History—This plant was erroneously united to Helleborus by Linnaeus. I proposed to call it Chryza, in 1808: it was since called Coptis by Salisbury; although my name is anterior and more descriptive, and Fibraurea of Colden would have been good also, I am so little tenacious as to admit the Coptis which has already been adopted by many. The principal distinctions are found in the stipitate pistils and capsules, besides petals not bilabiate. My new genus Enemion biternatum, differs from Coptis by want of petals, and two seeded capsuls. Many botanists call the petals of this plant nectaries, and the calix corolla, thus saying that they have no calyx: but the natural affinities teach that wherever the perigone is double, the inner range is the corolla, whatever be its form.

Both Coptis and Helleborus belong to POLYANDRI polygynia of Linnaeus, and to the RANUNCULACEOUS tribe, or natural order ADNANTHERIA, section with irregular petals, and dehiscent fruits. This plant blossoms early in the spring of the cold regions or in May.

The roots are the only parts used; they are of a fine golden color, whence the name. They ought to be collected in the summer, and are easily dried; but not easily reduced to powder. The plant itself is a pretty evergreen, having the appearance of the strawberry plant.

Locality—A boreal plant found from Canada to Greenland and Iceland on the east, and to Siberia on the west.
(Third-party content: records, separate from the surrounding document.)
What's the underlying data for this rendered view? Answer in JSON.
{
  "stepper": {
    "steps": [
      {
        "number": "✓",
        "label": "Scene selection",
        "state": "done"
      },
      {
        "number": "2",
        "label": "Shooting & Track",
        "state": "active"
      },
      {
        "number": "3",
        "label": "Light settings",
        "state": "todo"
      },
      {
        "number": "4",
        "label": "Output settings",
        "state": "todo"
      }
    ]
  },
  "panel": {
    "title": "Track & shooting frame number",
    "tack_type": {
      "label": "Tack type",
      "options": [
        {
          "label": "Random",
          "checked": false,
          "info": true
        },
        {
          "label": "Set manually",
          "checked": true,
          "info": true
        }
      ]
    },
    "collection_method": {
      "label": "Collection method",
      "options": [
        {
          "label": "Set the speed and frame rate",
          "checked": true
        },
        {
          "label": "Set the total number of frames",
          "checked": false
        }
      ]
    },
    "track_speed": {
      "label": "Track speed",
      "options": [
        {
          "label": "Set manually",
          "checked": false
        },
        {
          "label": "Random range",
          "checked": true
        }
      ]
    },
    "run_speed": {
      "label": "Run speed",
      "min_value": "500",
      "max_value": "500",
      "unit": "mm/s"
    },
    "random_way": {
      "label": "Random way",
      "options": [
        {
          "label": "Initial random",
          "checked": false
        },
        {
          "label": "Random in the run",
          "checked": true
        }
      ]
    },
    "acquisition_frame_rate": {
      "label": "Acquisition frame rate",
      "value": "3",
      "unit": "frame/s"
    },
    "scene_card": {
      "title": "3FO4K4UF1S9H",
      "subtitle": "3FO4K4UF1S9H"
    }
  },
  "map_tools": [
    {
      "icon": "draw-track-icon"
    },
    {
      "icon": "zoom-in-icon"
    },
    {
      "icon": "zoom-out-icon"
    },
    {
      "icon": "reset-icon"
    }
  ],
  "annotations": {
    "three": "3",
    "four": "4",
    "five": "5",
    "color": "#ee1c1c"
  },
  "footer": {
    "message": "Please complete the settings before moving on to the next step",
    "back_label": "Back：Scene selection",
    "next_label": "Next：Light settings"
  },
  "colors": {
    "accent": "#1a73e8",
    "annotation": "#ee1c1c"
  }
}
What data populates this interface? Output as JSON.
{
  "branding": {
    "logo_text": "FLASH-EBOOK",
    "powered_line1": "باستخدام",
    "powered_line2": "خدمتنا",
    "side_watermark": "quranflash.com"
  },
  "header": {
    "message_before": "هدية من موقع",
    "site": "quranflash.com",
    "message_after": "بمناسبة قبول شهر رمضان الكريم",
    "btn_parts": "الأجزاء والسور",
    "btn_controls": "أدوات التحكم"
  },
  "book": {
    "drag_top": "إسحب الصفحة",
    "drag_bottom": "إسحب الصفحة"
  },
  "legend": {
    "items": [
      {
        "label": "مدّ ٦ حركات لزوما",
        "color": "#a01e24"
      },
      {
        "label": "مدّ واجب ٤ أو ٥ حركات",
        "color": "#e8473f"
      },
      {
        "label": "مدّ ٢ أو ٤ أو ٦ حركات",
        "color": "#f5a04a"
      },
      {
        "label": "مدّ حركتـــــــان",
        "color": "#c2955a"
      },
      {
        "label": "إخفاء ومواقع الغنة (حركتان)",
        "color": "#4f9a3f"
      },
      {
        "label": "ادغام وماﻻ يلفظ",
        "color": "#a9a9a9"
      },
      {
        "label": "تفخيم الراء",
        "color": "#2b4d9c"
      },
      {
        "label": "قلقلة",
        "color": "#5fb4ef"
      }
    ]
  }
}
The most southern limits are New England, New York, and the shores of Lake Erie. It is commonly found in mossy swamps and bogs of evergreen woods; but also on the rocks of the White Mountains, Labrador, Newfoundland, &c.

Qualities—A pure intense bitter, without smell, nor astringency, consisting of extractive matter and a bitter principle, soluble in water and alcohol: the tincture is yellow.

Properties—Tonic and stomachic, promoting digestion, strengthening the viscera, useful in dyspepsia, debility, convalescence from fevers and whenever a pure bitter is required; being a good substitute for Quassia, Columbo, Gentian, &c. A tincture made with an ounce of the roots in a pound of diluted alcohol, is recommended in doses of a tea spoonful thrice a day, or ten to twenty grains of the powder: both agree with the stomach.

It has been used for ulceration of the mouth, in gargle, &c. but Bigelow pretends that it is inert in that case, being devoid of astringency; and to other articles added to it, are to be ascribed the benefit it may have afforded.

Substitutes—Quassia—Columbo—Menyanthes trifoliataFrasera verticillataAletris farinosaSabbatia angularis, and other pure bitters.

Additions and corrections

27. COPTIS TRIFOLIA—Ives and others appear to doubt the assertion of Bigelow that it is inert in sore mouth: it is yet used extensively and alone for it and sore throat. It is also good for sore eyes like Hydrastis, of which it appears equivalent.